3.4 Generating a SMILES from a Molecule

To produce a SMILES string from a molecule, we use a function. The next two examples will use OECreateCanSmiString. OECreateCanSmiString converts the given OEMolBase into a canonical SMILES string and returns that string. Note the difference in the syntax between Python and C++. C++ sends an empty string as an argument, whereas in Python the SMILES string is the return value of the function.

from openeye.oechem import *
import sys

mol = OEGraphMol()

if (OEParseSmiles(mol, "c1ccccc1") == 1):
    smi = OECreateCanSmiString(mol)
    sys.stdout.write("Canonical SMILES is %s\n" % smi)

else:
    sys.stderr.write("SMILES string was invalid!\n")

The following more complicated example reads SMILES from stdin and writes the canonical SMILES to stdout.

#!/usr/bin/env python
# ch3-1.py
from openeye.oechem import *
import sys

mol = OEGraphMol()

smilein = raw_input()
while smilein:
    mol.Clear()
    if (OEParseSmiles(mol, smilein) == 1):
        smi = OECreateCanSmiString(mol)
        sys.stdout.write("%s\n" % smi)
    else:
        sys.stderr.write("%s is an invalid SMILES!" % smilein)
    smilein = raw_input()

Notice that this example makes use of the OEMolBase Clear method to reuse the molecule. The behavior of OEParseSmiles is to add the given SMILES to the current molecule. If the line mol.Clear() was removed from the program, the output would contain longer and longer SMILES containing disconnected fragments.
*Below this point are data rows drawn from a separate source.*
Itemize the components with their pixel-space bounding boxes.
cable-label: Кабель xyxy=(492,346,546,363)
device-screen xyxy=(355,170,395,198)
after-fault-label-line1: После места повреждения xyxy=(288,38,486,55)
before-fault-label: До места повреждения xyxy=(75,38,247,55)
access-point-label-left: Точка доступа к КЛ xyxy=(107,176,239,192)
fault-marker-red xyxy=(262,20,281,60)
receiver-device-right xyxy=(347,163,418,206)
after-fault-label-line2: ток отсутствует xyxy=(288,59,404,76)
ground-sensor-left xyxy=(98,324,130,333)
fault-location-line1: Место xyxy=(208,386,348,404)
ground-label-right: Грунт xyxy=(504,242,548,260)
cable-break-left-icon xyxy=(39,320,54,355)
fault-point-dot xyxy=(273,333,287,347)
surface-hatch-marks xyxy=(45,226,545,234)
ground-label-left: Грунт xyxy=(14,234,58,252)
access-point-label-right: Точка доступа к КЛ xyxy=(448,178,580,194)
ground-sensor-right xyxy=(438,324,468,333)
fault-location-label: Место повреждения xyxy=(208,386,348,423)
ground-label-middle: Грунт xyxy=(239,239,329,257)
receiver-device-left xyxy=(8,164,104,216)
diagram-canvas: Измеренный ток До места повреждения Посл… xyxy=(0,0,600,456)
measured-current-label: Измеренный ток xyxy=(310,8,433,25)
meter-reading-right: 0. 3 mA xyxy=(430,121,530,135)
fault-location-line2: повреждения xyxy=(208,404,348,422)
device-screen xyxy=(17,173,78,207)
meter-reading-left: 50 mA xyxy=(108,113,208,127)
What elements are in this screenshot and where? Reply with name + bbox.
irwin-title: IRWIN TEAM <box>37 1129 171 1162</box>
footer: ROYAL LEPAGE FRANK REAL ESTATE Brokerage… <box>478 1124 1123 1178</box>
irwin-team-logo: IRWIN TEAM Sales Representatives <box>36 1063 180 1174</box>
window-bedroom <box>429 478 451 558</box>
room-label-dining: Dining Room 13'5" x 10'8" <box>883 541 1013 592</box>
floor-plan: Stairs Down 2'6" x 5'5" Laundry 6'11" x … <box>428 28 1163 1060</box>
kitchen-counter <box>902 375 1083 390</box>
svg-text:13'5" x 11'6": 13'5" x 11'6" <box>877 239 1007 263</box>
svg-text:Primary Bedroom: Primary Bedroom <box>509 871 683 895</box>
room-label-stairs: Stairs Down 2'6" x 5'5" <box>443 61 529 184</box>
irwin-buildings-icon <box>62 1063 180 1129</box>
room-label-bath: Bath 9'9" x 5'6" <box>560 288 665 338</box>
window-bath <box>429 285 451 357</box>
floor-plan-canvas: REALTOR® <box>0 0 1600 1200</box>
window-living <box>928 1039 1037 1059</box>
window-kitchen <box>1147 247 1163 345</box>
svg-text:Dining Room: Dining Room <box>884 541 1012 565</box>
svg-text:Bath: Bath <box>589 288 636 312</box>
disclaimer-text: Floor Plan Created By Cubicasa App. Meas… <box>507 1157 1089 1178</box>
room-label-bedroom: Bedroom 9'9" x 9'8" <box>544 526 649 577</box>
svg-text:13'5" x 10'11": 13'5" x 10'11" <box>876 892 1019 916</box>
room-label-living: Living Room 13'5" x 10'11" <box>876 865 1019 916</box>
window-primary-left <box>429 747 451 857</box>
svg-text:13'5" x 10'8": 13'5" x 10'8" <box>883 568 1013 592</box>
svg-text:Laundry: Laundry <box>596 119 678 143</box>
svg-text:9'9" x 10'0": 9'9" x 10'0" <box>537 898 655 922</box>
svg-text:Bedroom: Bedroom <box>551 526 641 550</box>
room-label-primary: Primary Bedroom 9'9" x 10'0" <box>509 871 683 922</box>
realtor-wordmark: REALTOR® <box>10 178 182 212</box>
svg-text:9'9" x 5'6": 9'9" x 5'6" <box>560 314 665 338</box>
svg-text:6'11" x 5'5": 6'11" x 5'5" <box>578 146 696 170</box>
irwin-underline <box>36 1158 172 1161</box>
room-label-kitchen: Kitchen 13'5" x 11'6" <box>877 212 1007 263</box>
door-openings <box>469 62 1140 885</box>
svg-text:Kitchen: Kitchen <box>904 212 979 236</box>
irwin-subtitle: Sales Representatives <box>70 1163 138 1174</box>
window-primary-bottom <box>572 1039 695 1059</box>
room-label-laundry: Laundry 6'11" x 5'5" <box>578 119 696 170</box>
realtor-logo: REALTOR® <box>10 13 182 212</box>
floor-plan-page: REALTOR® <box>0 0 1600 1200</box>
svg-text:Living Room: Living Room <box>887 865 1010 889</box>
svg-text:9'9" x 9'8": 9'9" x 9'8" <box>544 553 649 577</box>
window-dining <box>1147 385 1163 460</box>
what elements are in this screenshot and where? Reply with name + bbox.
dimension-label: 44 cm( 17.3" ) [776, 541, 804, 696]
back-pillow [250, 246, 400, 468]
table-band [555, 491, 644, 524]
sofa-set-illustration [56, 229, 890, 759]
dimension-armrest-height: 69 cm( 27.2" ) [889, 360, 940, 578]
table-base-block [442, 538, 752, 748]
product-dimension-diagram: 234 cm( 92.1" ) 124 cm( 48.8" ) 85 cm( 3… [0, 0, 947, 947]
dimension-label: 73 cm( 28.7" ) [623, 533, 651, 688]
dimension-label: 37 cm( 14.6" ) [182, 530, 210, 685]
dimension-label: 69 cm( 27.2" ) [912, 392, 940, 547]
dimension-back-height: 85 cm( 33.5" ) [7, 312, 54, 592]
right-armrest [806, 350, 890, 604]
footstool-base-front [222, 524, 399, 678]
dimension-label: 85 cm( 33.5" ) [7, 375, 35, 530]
The above example is a very simple canonical SMILES creation program, but probably doesn't do what most users might expect. The molecule returned by OEParseSmiles preserves the aromaticity present in the input SMILES string, so for example, if benzene is expressed as ``c1ccccc1'' all atoms and bonds are marked as aromatic, but if expressed as a Kekulé form, ``C1=CC=CC=C1'', all atoms and bonds are kept aliphatic.

Input Output
cc c=c
C1=CC=CC=C1 C1=CC=CC=C1
C1=CN=CC=C1 C1=CC=NC=C1

A common task after creating a molecule from SMILES is to normalize its aromaticity with OEAssignAromaticFlags. So the following example will produce canonical SMILES including perception of aromaticity from the connection table.

#!/usr/bin/env python
# ch3-2.py
from openeye.oechem import *
import sys

mol = OEGraphMol()
smilein = raw_input()
while smilein:
    mol.Clear()
    if (OEParseSmiles(mol, smilein) == 1):
        OEAssignAromaticFlags(mol)
        smi = OECreateCanSmiString(mol)
        sys.stdout.write("%s\n" % smi)
    else:
        sys.stderr.write("%s is an invalid SMILES!" % smilein)
    smilein = raw_input()

And here are the results of this new version:

Input Output
cc C=C
C1=CC=CC=C1 c1ccccc1
C1=CN=CC=C1 c1ccncc1

This same program could also be written to construct a new molecule each time through the loop:

#!/usr/bin/env python
# ch3-3.py
from openeye.oechem import *
import sys

smilein = raw_input()
while smilein:
    mol = OEGraphMol()
    if (OEParseSmiles(mol, smilein) == 1):
        OEAssignAromaticFlags(mol)
        smi = OECreateCanSmiString(mol)
        sys.stdout.write("%s\n" % smi)
    else:
        sys.stderr.write("%s is an invalid SMILES!" % smilein)
    smilein = raw_input()